Devenir parent, c’est accepter de donner la vie tout en sachant que cet être que nous mettons au monde nous échappera, qu’il est voué à nous quitter. C’est consentir à ce mouvement de la vie qui sans cesse nous dépasse, nous arrache à nous-mêmes pour nous ouvrir à l’altérité. C’est leur montrer, par notre exemple, qu’il est possible de vivre pleinement, tout en faisant place à la mort, à l’absence, au manque inhérent à toute existence.
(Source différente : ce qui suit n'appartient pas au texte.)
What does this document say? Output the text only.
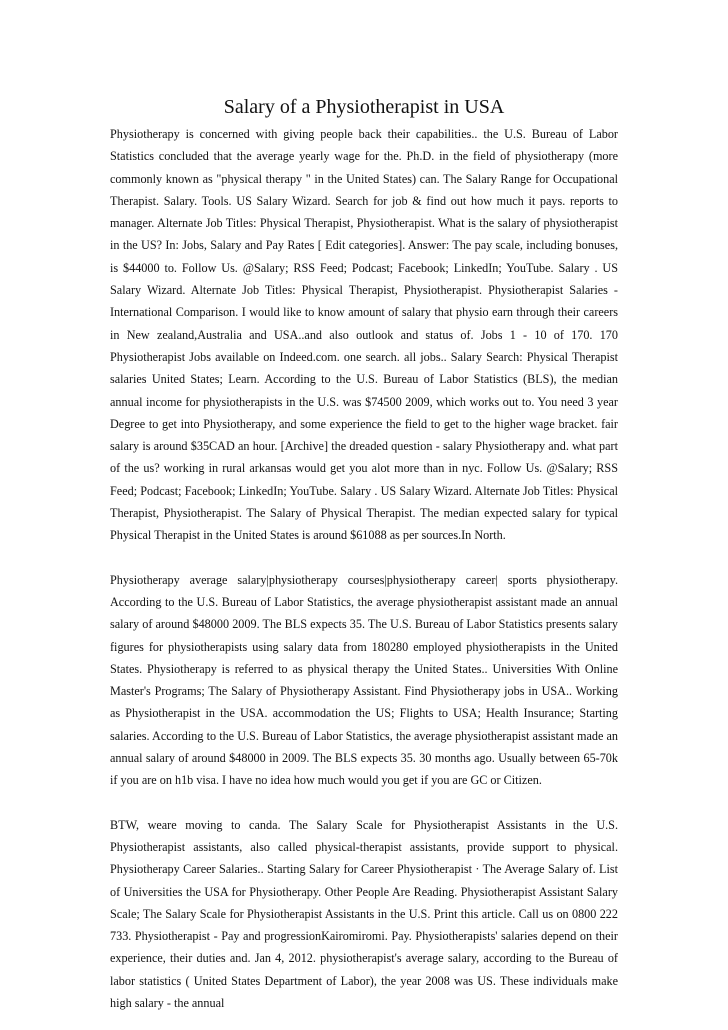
Salary of a Physiotherapist in USA

Physiotherapy is concerned with giving people back their capabilities.. the U.S. Bureau of Labor Statistics concluded that the average yearly wage for the. Ph.D. in the field of physiotherapy (more commonly known as "physical therapy " in the United States) can. The Salary Range for Occupational Therapist. Salary. Tools. US Salary Wizard. Search for job & find out how much it pays. reports to manager. Alternate Job Titles: Physical Therapist, Physiotherapist. What is the salary of physiotherapist in the US? In: Jobs, Salary and Pay Rates [ Edit categories]. Answer: The pay scale, including bonuses, is $44000 to. Follow Us. @Salary; RSS Feed; Podcast; Facebook; LinkedIn; YouTube. Salary . US Salary Wizard. Alternate Job Titles: Physical Therapist, Physiotherapist. Physiotherapist Salaries - International Comparison. I would like to know amount of salary that physio earn through their careers in New zealand,Australia and USA..and also outlook and status of. Jobs 1 - 10 of 170. 170 Physiotherapist Jobs available on Indeed.com. one search. all jobs.. Salary Search: Physical Therapist salaries United States; Learn. According to the U.S. Bureau of Labor Statistics (BLS), the median annual income for physiotherapists in the U.S. was $74500 2009, which works out to. You need 3 year Degree to get into Physiotherapy, and some experience the field to get to the higher wage bracket. fair salary is around $35CAD an hour. [Archive] the dreaded question - salary Physiotherapy and. what part of the us? working in rural arkansas would get you alot more than in nyc. Follow Us. @Salary; RSS Feed; Podcast; Facebook; LinkedIn; YouTube. Salary . US Salary Wizard. Alternate Job Titles: Physical Therapist, Physiotherapist. The Salary of Physical Therapist. The median expected salary for typical Physical Therapist in the United States is around $61088 as per sources.In North.

Physiotherapy average salary|physiotherapy courses|physiotherapy career| sports physiotherapy. According to the U.S. Bureau of Labor Statistics, the average physiotherapist assistant made an annual salary of around $48000 2009. The BLS expects 35. The U.S. Bureau of Labor Statistics presents salary figures for physiotherapists using salary data from 180280 employed physiotherapists in the United States. Physiotherapy is referred to as physical therapy the United States.. Universities With Online Master's Programs; The Salary of Physiotherapy Assistant. Find Physiotherapy jobs in USA.. Working as Physiotherapist in the USA. accommodation the US; Flights to USA; Health Insurance; Starting salaries. According to the U.S. Bureau of Labor Statistics, the average physiotherapist assistant made an annual salary of around $48000 in 2009. The BLS expects 35. 30 months ago. Usually between 65-70k if you are on h1b visa. I have no idea how much would you get if you are GC or Citizen.

BTW, weare moving to canda. The Salary Scale for Physiotherapist Assistants in the U.S. Physiotherapist assistants, also called physical-therapist assistants, provide support to physical. Physiotherapy Career Salaries.. Starting Salary for Career Physiotherapist · The Average Salary of. List of Universities the USA for Physiotherapy. Other People Are Reading. Physiotherapist Assistant Salary Scale; The Salary Scale for Physiotherapist Assistants in the U.S. Print this article. Call us on 0800 222 733. Physiotherapist - Pay and progressionKairomiromi. Pay. Physiotherapists' salaries depend on their experience, their duties and. Jan 4, 2012. physiotherapist's average salary, according to the Bureau of labor statistics ( United States Department of Labor), the year 2008 was US. These individuals make high salary - the annual
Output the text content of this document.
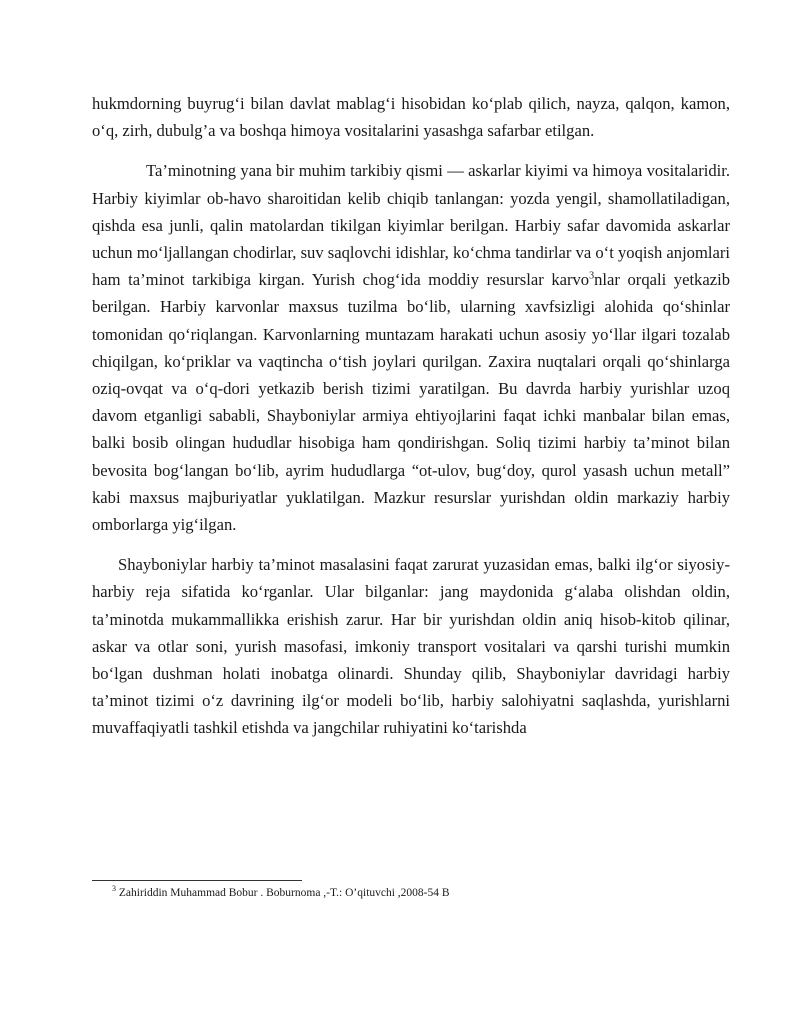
hukmdorning buyrug‘i bilan davlat mablag‘i hisobidan ko‘plab qilich, nayza, qalqon, kamon, o‘q, zirh, dubulg’a va boshqa himoya vositalarini yasashga safarbar etilgan.

Ta’minotning yana bir muhim tarkibiy qismi — askarlar kiyimi va himoya vositalaridir. Harbiy kiyimlar ob-havo sharoitidan kelib chiqib tanlangan: yozda yengil, shamollatiladigan, qishda esa junli, qalin matolardan tikilgan kiyimlar berilgan. Harbiy safar davomida askarlar uchun mo‘ljallangan chodirlar, suv saqlovchi idishlar, ko‘chma tandirlar va o‘t yoqish anjomlari ham ta’minot tarkibiga kirgan. Yurish chog‘ida moddiy resurslar karvo$^3$nlar orqali yetkazib berilgan. Harbiy karvonlar maxsus tuzilma bo‘lib, ularning xavfsizligi alohida qo‘shinlar tomonidan qo‘riqlangan. Karvonlarning muntazam harakati uchun asosiy yo‘llar ilgari tozalab chiqilgan, ko‘priklar va vaqtincha o‘tish joylari qurilgan. Zaxira nuqtalari orqali qo‘shinlarga oziq-ovqat va o‘q-dori yetkazib berish tizimi yaratilgan. Bu davrda harbiy yurishlar uzoq davom etganligi sababli, Shayboniylar armiya ehtiyojlarini faqat ichki manbalar bilan emas, balki bosib olingan hududlar hisobiga ham qondirishgan. Soliq tizimi harbiy ta’minot bilan bevosita bog‘langan bo‘lib, ayrim hududlarga “ot-ulov, bug‘doy, qurol yasash uchun metall” kabi maxsus majburiyatlar yuklatilgan. Mazkur resurslar yurishdan oldin markaziy harbiy omborlarga yig‘ilgan.

Shayboniylar harbiy ta’minot masalasini faqat zarurat yuzasidan emas, balki ilg‘or siyosiy-harbiy reja sifatida ko‘rganlar. Ular bilganlar: jang maydonida g‘alaba olishdan oldin, ta’minotda mukammallikka erishish zarur. Har bir yurishdan oldin aniq hisob-kitob qilinar, askar va otlar soni, yurish masofasi, imkoniy transport vositalari va qarshi turishi mumkin bo‘lgan dushman holati inobatga olinardi. Shunday qilib, Shayboniylar davridagi harbiy ta’minot tizimi o‘z davrining ilg‘or modeli bo‘lib, harbiy salohiyatni saqlashda, yurishlarni muvaffaqiyatli tashkil etishda va jangchilar ruhiyatini ko‘tarishda

$^3$ Zahiriddin Muhammad Bobur . Boburnoma ,-T.: O’qituvchi ,2008-54 B
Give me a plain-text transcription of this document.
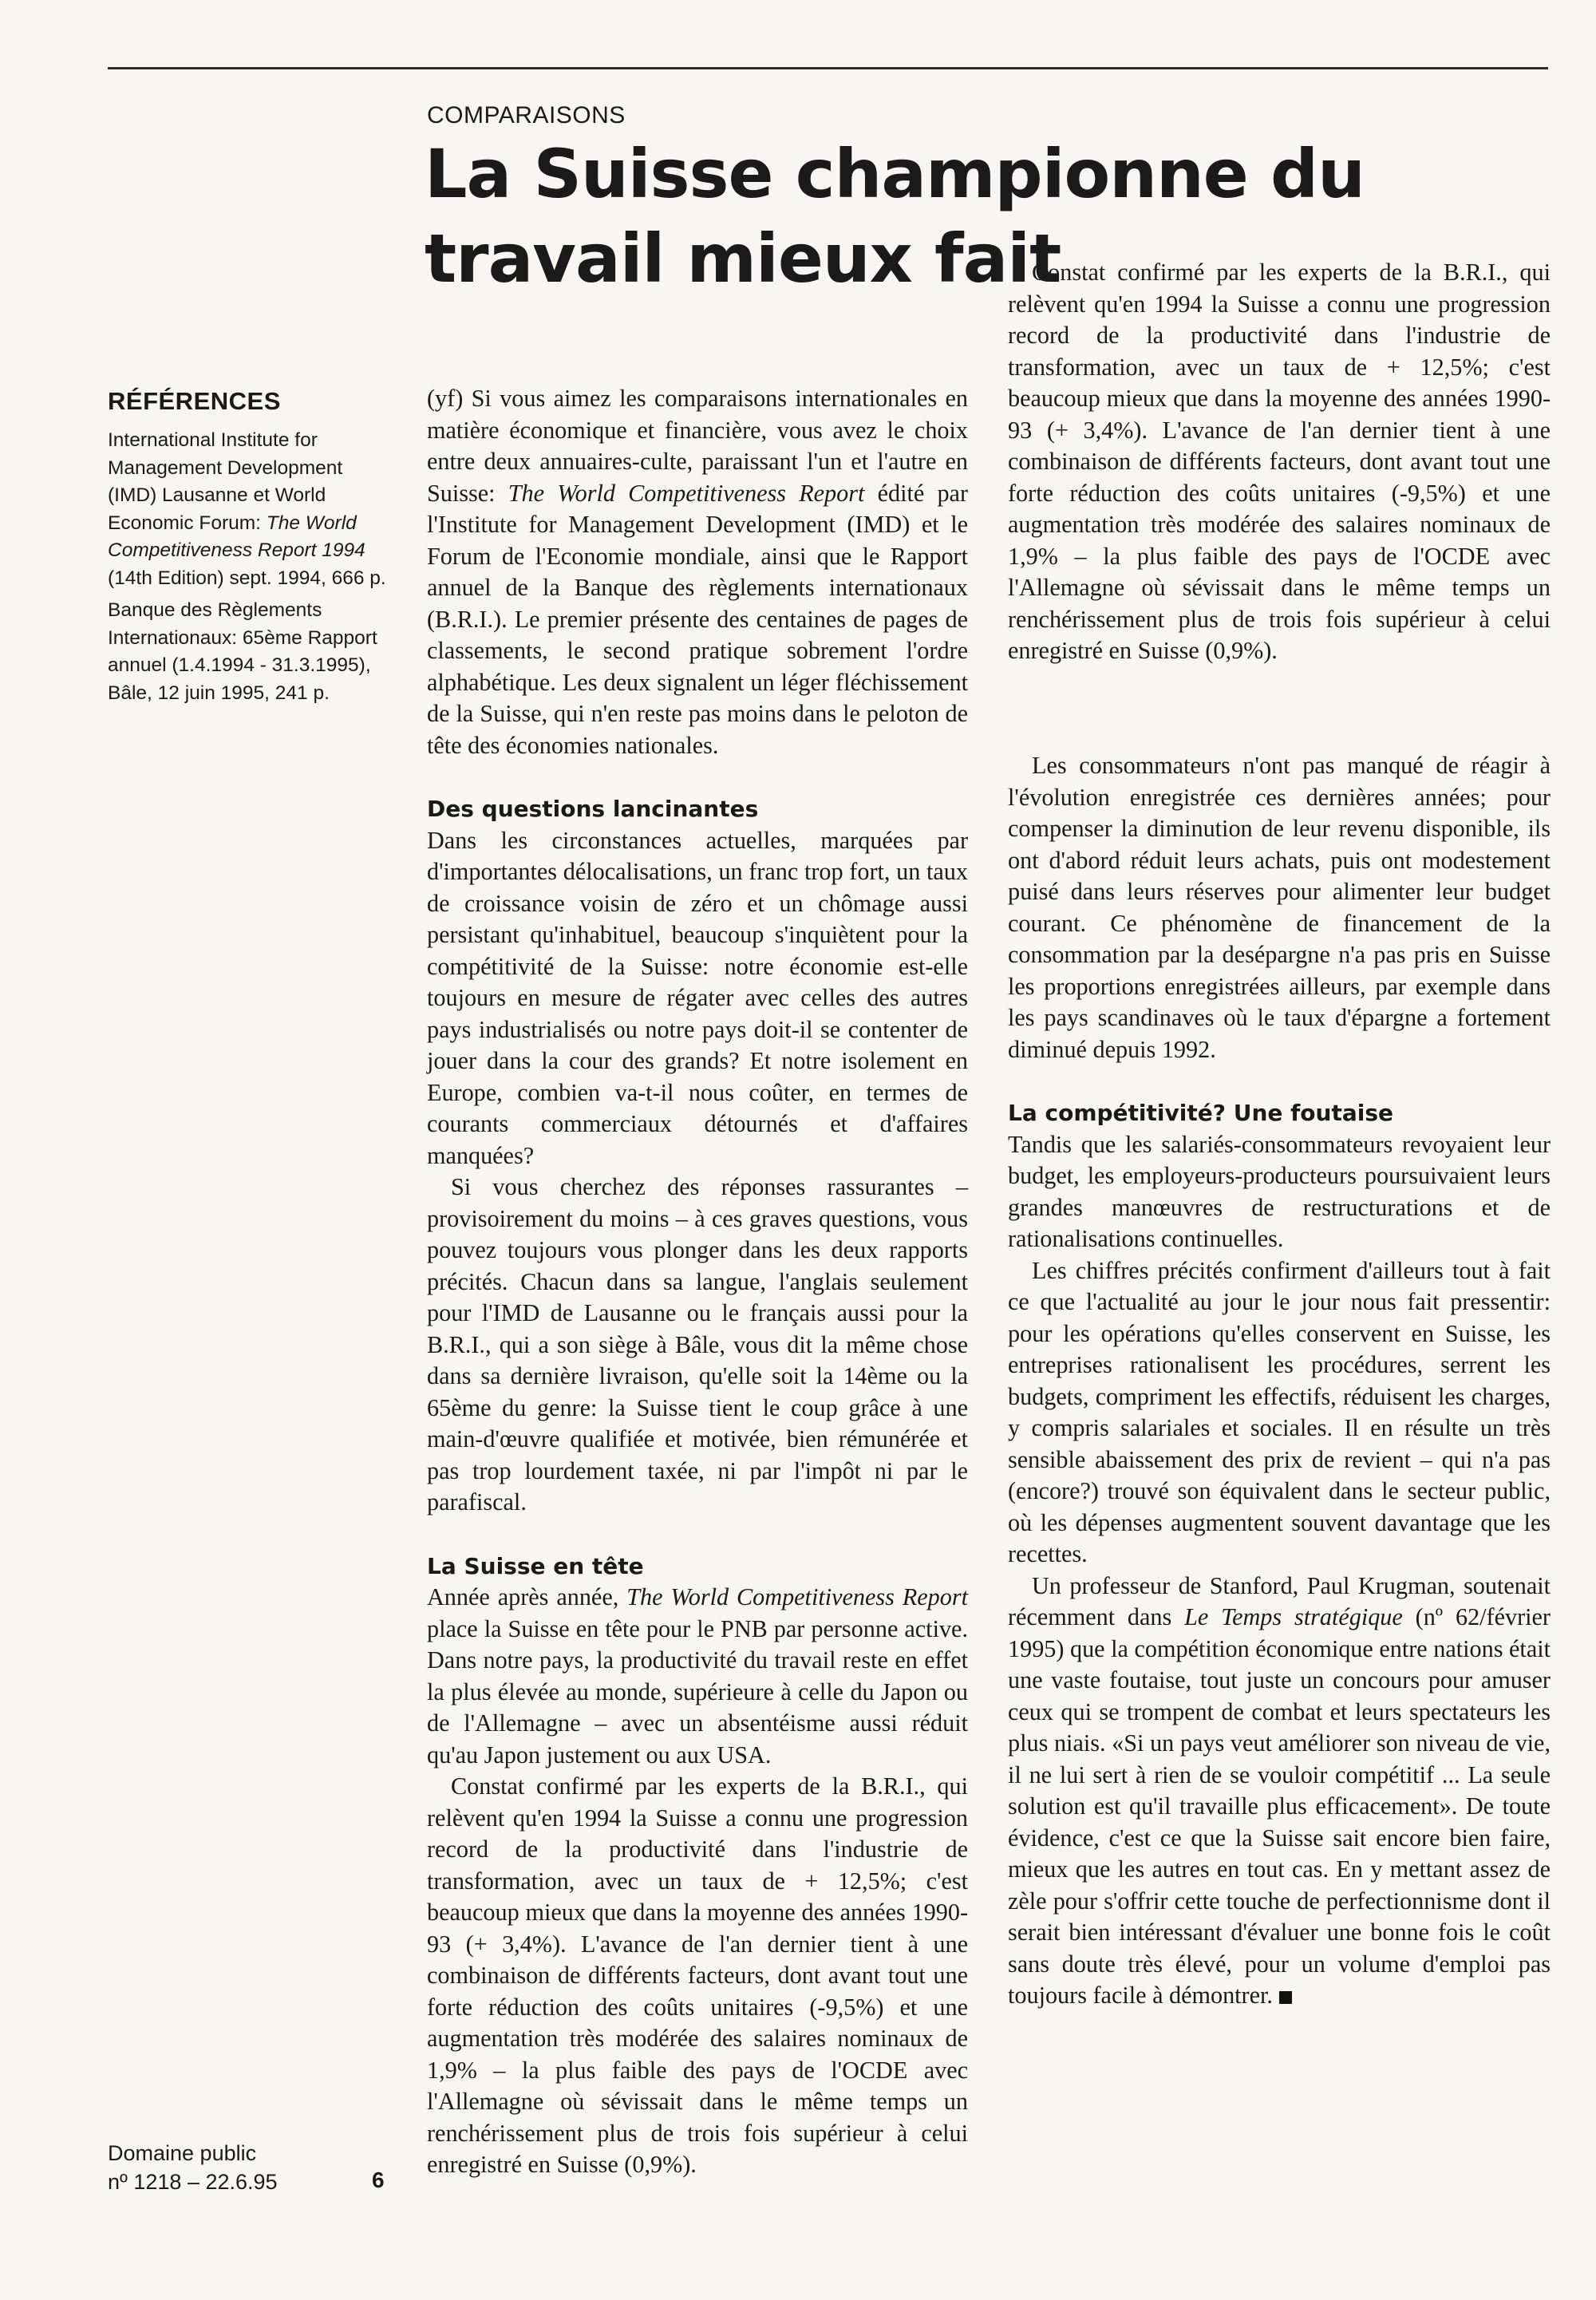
COMPARAISONS
La Suisse championne du travail mieux fait
RÉFÉRENCES

International Institute for Management Development (IMD) Lausanne et World Economic Forum: The World Competitiveness Report 1994 (14th Edition) sept. 1994, 666 p.

Banque des Règlements Internationaux: 65ème Rapport annuel (1.4.1994 - 31.3.1995), Bâle, 12 juin 1995, 241 p.

Domaine public
nº 1218 – 22.6.95	6

(yf) Si vous aimez les comparaisons internationales en matière économique et financière, vous avez le choix entre deux annuaires-culte, paraissant l'un et l'autre en Suisse: The World Competitiveness Report édité par l'Institute for Management Development (IMD) et le Forum de l'Economie mondiale, ainsi que le Rapport annuel de la Banque des règlements internationaux (B.R.I.). Le premier présente des centaines de pages de classements, le second pratique sobrement l'ordre alphabétique. Les deux signalent un léger fléchissement de la Suisse, qui n'en reste pas moins dans le peloton de tête des économies nationales.

Des questions lancinantes

Dans les circonstances actuelles, marquées par d'importantes délocalisations, un franc trop fort, un taux de croissance voisin de zéro et un chômage aussi persistant qu'inhabituel, beaucoup s'inquiètent pour la compétitivité de la Suisse: notre économie est-elle toujours en mesure de régater avec celles des autres pays industrialisés ou notre pays doit-il se contenter de jouer dans la cour des grands? Et notre isolement en Europe, combien va-t-il nous coûter, en termes de courants commerciaux détournés et d'affaires manquées?

Si vous cherchez des réponses rassurantes – provisoirement du moins – à ces graves questions, vous pouvez toujours vous plonger dans les deux rapports précités. Chacun dans sa langue, l'anglais seulement pour l'IMD de Lausanne ou le français aussi pour la B.R.I., qui a son siège à Bâle, vous dit la même chose dans sa dernière livraison, qu'elle soit la 14ème ou la 65ème du genre: la Suisse tient le coup grâce à une main-d'œuvre qualifiée et motivée, bien rémunérée et pas trop lourdement taxée, ni par l'impôt ni par le parafiscal.

La Suisse en tête

Année après année, The World Competitiveness Report place la Suisse en tête pour le PNB par personne active. Dans notre pays, la productivité du travail reste en effet la plus élevée au monde, supérieure à celle du Japon ou de l'Allemagne – avec un absentéisme aussi réduit qu'au Japon justement ou aux USA.

Constat confirmé par les experts de la B.R.I., qui relèvent qu'en 1994 la Suisse a connu une progression record de la productivité dans l'industrie de transformation, avec un taux de + 12,5%; c'est beaucoup mieux que dans la moyenne des années 1990-93 (+ 3,4%). L'avance de l'an dernier tient à une combinaison de différents facteurs, dont avant tout une forte réduction des coûts unitaires (-9,5%) et une augmentation très modérée des salaires nominaux de 1,9% – la plus faible des pays de l'OCDE avec l'Allemagne où sévissait dans le même temps un renchérissement plus de trois fois supérieur à celui enregistré en Suisse (0,9%).

Constat confirmé par les experts de la B.R.I., qui relèvent qu'en 1994 la Suisse a connu une progression record de la productivité dans l'industrie de transformation, avec un taux de + 12,5%; c'est beaucoup mieux que dans la moyenne des années 1990-93 (+ 3,4%). L'avance de l'an dernier tient à une combinaison de différents facteurs, dont avant tout une forte réduction des coûts unitaires (-9,5%) et une augmentation très modérée des salaires nominaux de 1,9% – la plus faible des pays de l'OCDE avec l'Allemagne où sévissait dans le même temps un renchérissement plus de trois fois supérieur à celui enregistré en Suisse (0,9%).

Les consommateurs n'ont pas manqué de réagir à l'évolution enregistrée ces dernières années; pour compenser la diminution de leur revenu disponible, ils ont d'abord réduit leurs achats, puis ont modestement puisé dans leurs réserves pour alimenter leur budget courant. Ce phénomène de financement de la consommation par la desépargne n'a pas pris en Suisse les proportions enregistrées ailleurs, par exemple dans les pays scandinaves où le taux d'épargne a fortement diminué depuis 1992.

La compétitivité? Une foutaise

Tandis que les salariés-consommateurs revoyaient leur budget, les employeurs-producteurs poursuivaient leurs grandes manœuvres de restructurations et de rationalisations continuelles.

Les chiffres précités confirment d'ailleurs tout à fait ce que l'actualité au jour le jour nous fait pressentir: pour les opérations qu'elles conservent en Suisse, les entreprises rationalisent les procédures, serrent les budgets, compriment les effectifs, réduisent les charges, y compris salariales et sociales. Il en résulte un très sensible abaissement des prix de revient – qui n'a pas (encore?) trouvé son équivalent dans le secteur public, où les dépenses augmentent souvent davantage que les recettes.

Un professeur de Stanford, Paul Krugman, soutenait récemment dans Le Temps stratégique (nº 62/février 1995) que la compétition économique entre nations était une vaste foutaise, tout juste un concours pour amuser ceux qui se trompent de combat et leurs spectateurs les plus niais. «Si un pays veut améliorer son niveau de vie, il ne lui sert à rien de se vouloir compétitif ... La seule solution est qu'il travaille plus efficacement». De toute évidence, c'est ce que la Suisse sait encore bien faire, mieux que les autres en tout cas. En y mettant assez de zèle pour s'offrir cette touche de perfectionnisme dont il serait bien intéressant d'évaluer une bonne fois le coût sans doute très élevé, pour un volume d'emploi pas toujours facile à démontrer.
Telle est peut-être, en définitive, la tâche qui incombe, à tout être humain, qu’il soit parent, éducateur ou simple quidam : ne pas transmettre des réponses toutes faites, mais accompagner ceux qui les posent dans leur quête, leur cheminement vers leur propre vérité. Et ainsi, peut-être, contribuer modestement à ce que la vie, malgré la mort, reste une aventure que l’on a envie de vivre, de même qu’à comprendre la richesse d’une question qu’il serait préférable de garder ouverte et féconde.

Cette dialectique du désir et de la mort, se retrouve dans la cure analytique, lorsqu’un sujet parvient à la traversée de l’angoisse et des fantasmes. Qui n’est pas sans rappeler la détresse absolue du nourrisson. Cette traversée ne sera jamais aisée et se heurtera à de nombreuses résistances, à commencer par celles rencontrées dans le rapport infantile aux parents. Il faudra qu’il renonce progressivement aux identifications aliénantes, à mettre en question ses certitudes et ses illusions. Pourtant, cette traversée est absolument nécessaire si le sujet souhaite parvenir à un désir plus libre, plus subjectif et plus créateur. Ce sera un travail de deuil et de renoncement qui le conduira à une mort symbolique, au renoncement à la toute-puissance, à l’acceptation de la castration symbolique, c’est-à-dire à la loi du manque et de la mortalité.

Comprendre le lien entre le désir et la mort ne doit pas s’avérer, pour autant, morbide ou déprimant. Bien au contraire, la découverte de cette vérité s’avère libératrice.

C’est le sens de cette citation de Montaigne qui écrit dans ses Essais: La préméditation de la mort est préméditation de la liberté. Le savoir mourir nous affranchit de toute subjection et contrainte. Car, c’est bien parce que nous sommes des êtres finis que notre désir prend toute son intensité, son urgence. Lacan nous rappelle la nécessité de ne pas céder sur son désir, qui ne se réduit jamais à un objet ou à une matérialité. C’est parce que la jouissance absolue nous est interdite, parce que nous butons sans cesse sur le Réel de notre finitude, que le désir renaît sans cesse de ses cendres. La présence de la mort en tant que partie intégrante de la vie peut enrichir nos expériences quotidiennes et donner un sens plus profond à la quête du désir.

Le compositeur allemand Kurt Weill a créé une œuvre musicale intitulée Youkali. Rythmée par une musique de tango-habanera, elle évoque une île imaginaire, un lieu de rêve et de désir où tous les soucis disparaissent et où le bonheur est omniprésent. Magnifique métaphore de la condition humaine, illustration d’une utopie qui nous habite et nous tourmente.

Voici un extrait du début de la chanson :

"Youkali c’est le pays de nos désirs,
Youkali, c’est le bonheur, c’est le plaisir
Youkali, c’est la terre où l’on quitte tous les soucis.
C’est, dans notre nuit, comme une éclaircie,
L’étoile qu’on suit, c’est Youkali."

Mais la mélodie mélancolique et envoûtante nous rappelle, à la fin, que Youkali n’est qu’une illusion, le rêve d’un désir inassouvi et nostalgique :

" Youkali, c’est le pays de nos désirs
Youkali, c’est le bonheur, c’est le plaisir.
Mais c’est un rêve, c’est une folie,
Il n’y a pas de Youkali.
Mais c’est un rêve, une folie
Il n’y a pas de Youkali."

Voici le lien vers la chanson, interprétée éloquemment par le chanteur Max Raabe.

https://www.youtube.com/watch?v=PyEYu_zTNUA

Il serait assurément tout aussi utopique de croire qu’il existera un jour des dirigeants dans le monde, et plus particulièrement parmi ceux de notre région, qui sauraient se pénétrer, avec humilité, de la représentation de leur condition humaine de mortels, et qu’ils pourraient alors faire preuve de plus de sagesse et d’humanité dans l’exercice de leurs fonctions.